The effect of twinning on texture evolution during ECAP processing of an AM30 magnesium alloy

Abstract

An AM30 magnesium alloy was processed through ECAP method at 200 °C. Optical and transmission electron microscopy as well as electron back scattered diffraction (EBSD) technique were employed to characterize the deformed microstructure. A partially recrystallized microstructure including ultrafine/nano structures was obtained. The area fraction of 49% was measured for the recrystallized regions, where grains of 95 nm to 1 micron were detected. X-ray diffraction pole figure measurements were conducted to assess the final texture. The processed material exhibited moderate randomized texture including three basal pole peaks denoting the effect of dynamic recrystallization on deformation texture.

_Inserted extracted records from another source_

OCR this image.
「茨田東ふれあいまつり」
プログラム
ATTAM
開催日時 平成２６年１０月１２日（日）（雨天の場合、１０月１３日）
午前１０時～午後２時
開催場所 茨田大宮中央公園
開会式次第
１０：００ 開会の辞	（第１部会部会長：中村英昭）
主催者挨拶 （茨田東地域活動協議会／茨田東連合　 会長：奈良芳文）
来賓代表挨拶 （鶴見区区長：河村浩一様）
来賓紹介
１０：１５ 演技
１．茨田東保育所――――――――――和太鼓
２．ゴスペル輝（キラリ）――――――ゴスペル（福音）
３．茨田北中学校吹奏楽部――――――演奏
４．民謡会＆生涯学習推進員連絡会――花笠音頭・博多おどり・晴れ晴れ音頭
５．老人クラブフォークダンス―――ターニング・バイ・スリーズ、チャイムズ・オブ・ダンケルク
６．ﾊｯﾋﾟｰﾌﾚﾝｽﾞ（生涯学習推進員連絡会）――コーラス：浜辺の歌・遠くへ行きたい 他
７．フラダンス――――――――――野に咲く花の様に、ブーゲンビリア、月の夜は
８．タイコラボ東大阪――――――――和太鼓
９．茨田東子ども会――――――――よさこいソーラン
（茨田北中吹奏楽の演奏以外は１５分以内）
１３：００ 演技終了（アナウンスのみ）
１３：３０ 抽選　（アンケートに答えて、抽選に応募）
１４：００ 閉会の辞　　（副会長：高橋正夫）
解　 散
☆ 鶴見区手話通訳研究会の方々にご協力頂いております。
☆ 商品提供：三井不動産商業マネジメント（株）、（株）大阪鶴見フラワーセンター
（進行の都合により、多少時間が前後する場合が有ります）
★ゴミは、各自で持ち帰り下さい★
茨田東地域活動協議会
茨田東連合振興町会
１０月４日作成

TEM analysis confirmed the contribution of nano twinning during deformation of AM30 alloy. EBSD characterization implied that extension twin may contribute to the nucleation of new grains and thereby to be related to texture evolution. The apparent crossing pattern of intersected extension twins provided fine domains with high angle grain boundaries, which act as DRX nuclei. The formation of intersection boundaries also plays a critical role in pileup of dislocations and provide a local high stored-energy for dynamic recrystallization nucleation site. The aforementioned recrystallization mechanisms generally adopt orientations which are different from those produced by conventional recrystallization mechanisms, and thus it offers a route to manipulate the texture.